In this scenario for a certain group of people a kidney transplant can be an amazing gift. Life can be very limited, feeling permanently ill and exhausted and having to constantly think about dialysis. Organs can be donated by living donors – often a family member, or by altruistic donors – people who want to donate but who aren’t genetically or emotionally linked to the recipient – perhaps because they have experienced kidney failure within their own family. Additionally people can sign up to the donor register so that if they have an accident or a sudden illness that results in inevitable death, arrangements can be made for their organs can be donated to an individual on the transplant list.

“Everyone can save a life” campaign – Peely Wally ones

Both systems are incredibly complex. The live donor list has various chains and links so if you have someone who would like donate to you but you don’t match genetically, they will match you through the scheme to others in the same situation.

In the case of a brain dead donor on life support the organ retrieval team are notified, all sorts of arrangements are put into place incredibly quickly to organise the operating theatres and surgical teams, get hold of the best matched patient from the waiting list and get everyone to the right place on time. It is a very impressive system.

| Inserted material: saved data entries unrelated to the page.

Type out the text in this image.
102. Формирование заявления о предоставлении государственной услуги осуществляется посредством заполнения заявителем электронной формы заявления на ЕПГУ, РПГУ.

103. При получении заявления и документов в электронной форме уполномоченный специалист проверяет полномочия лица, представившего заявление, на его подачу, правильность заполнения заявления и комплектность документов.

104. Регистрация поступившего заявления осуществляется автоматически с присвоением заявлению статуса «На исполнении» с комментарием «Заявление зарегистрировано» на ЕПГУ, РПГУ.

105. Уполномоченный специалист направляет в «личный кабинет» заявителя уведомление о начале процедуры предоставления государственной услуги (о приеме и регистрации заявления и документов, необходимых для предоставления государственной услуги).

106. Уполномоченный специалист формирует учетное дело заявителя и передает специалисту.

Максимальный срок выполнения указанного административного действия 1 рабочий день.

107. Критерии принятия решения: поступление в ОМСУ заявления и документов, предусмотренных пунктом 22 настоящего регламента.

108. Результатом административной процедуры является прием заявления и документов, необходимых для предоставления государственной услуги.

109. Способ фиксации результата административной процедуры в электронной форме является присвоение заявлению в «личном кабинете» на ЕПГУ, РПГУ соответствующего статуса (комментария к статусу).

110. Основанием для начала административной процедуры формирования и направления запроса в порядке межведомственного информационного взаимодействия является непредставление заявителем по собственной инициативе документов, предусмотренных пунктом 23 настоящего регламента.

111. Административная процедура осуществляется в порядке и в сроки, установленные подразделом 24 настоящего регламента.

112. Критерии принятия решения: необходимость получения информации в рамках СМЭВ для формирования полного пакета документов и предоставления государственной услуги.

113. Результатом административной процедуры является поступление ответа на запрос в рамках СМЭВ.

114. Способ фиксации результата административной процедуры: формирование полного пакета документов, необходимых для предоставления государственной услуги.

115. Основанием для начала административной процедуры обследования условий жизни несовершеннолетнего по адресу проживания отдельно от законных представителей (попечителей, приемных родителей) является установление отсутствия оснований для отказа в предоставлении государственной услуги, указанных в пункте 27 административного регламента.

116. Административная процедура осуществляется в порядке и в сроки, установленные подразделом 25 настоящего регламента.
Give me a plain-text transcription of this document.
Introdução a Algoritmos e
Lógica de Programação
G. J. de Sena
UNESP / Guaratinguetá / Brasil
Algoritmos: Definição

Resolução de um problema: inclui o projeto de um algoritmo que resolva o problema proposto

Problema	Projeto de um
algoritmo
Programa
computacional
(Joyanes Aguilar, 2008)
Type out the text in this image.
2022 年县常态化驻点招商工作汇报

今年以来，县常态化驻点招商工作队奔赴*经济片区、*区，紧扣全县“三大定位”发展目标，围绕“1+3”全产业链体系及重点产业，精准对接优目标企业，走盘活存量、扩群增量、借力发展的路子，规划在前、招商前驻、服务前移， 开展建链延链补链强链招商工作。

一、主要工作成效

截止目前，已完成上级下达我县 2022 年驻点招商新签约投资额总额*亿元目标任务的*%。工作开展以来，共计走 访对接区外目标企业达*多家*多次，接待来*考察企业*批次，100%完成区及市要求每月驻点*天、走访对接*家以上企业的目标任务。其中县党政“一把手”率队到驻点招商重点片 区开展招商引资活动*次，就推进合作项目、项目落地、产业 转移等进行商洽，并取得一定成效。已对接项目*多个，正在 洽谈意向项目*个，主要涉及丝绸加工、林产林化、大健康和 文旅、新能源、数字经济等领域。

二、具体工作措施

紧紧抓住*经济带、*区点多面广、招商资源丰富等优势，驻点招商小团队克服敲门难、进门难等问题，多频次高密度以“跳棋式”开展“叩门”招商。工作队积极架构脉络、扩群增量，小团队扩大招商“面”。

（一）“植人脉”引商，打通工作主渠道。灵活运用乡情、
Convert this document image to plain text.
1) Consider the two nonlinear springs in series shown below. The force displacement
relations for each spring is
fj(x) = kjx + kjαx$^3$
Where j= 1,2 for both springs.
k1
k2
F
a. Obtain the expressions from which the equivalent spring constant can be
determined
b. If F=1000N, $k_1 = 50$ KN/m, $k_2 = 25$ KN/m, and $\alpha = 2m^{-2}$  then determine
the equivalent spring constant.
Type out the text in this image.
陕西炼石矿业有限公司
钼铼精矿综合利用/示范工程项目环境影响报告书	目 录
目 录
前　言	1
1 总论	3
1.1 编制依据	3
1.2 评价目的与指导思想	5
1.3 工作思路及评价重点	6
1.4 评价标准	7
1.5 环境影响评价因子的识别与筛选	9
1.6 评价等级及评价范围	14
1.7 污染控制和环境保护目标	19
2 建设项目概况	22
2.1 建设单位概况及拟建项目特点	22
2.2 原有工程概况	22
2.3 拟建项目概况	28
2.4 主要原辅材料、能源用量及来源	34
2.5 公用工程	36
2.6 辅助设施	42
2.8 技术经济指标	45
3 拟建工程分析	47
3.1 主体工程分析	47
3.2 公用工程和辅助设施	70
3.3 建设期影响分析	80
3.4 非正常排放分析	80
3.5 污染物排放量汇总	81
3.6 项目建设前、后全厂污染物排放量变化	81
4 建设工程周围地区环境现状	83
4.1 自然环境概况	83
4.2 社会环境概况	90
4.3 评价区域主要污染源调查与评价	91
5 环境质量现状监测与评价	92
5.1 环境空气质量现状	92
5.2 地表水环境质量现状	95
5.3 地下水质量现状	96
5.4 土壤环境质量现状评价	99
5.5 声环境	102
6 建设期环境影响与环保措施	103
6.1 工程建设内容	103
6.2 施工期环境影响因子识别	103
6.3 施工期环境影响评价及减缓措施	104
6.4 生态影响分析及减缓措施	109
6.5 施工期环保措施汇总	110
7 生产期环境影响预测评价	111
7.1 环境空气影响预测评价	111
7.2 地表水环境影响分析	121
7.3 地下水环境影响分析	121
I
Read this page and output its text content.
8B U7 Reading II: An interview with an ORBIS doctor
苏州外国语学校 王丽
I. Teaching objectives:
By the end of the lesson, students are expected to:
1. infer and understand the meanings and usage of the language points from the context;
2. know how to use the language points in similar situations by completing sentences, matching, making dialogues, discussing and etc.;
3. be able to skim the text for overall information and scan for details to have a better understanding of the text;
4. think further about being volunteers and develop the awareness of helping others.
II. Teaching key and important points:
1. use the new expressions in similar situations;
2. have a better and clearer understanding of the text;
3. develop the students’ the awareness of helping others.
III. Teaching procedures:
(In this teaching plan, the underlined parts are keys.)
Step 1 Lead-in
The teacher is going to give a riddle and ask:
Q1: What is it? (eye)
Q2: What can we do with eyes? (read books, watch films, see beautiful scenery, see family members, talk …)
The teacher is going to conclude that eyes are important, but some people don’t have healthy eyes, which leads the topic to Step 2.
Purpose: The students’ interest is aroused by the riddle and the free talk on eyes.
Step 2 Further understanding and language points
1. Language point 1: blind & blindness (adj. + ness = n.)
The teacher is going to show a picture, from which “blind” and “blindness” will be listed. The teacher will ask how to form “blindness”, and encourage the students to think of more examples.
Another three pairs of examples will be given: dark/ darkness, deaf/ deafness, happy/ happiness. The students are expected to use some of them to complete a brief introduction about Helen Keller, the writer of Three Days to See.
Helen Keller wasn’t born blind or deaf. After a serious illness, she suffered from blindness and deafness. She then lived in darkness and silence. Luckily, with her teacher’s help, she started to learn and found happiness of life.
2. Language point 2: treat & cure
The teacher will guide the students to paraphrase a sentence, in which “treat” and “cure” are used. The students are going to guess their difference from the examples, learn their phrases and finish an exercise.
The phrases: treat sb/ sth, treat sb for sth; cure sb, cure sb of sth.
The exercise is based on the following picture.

One of the privileges I have at work is my role as an Independent Assessor for the Human Tissue Authority. This means I interview “donor pairs” usually brothers and sisters, or parents and children who have made the decision to donate and receive a kidney. They have gone through all the tests and just need the final legal sign-off to say that there is no evidence of any bribery or coercion etc in their decision making process. We go through the story of the development of their kidney problems, when they discovered that transplant was an option and how and why they went about the process of volunteering to donate. It is a really rewarding part of my job.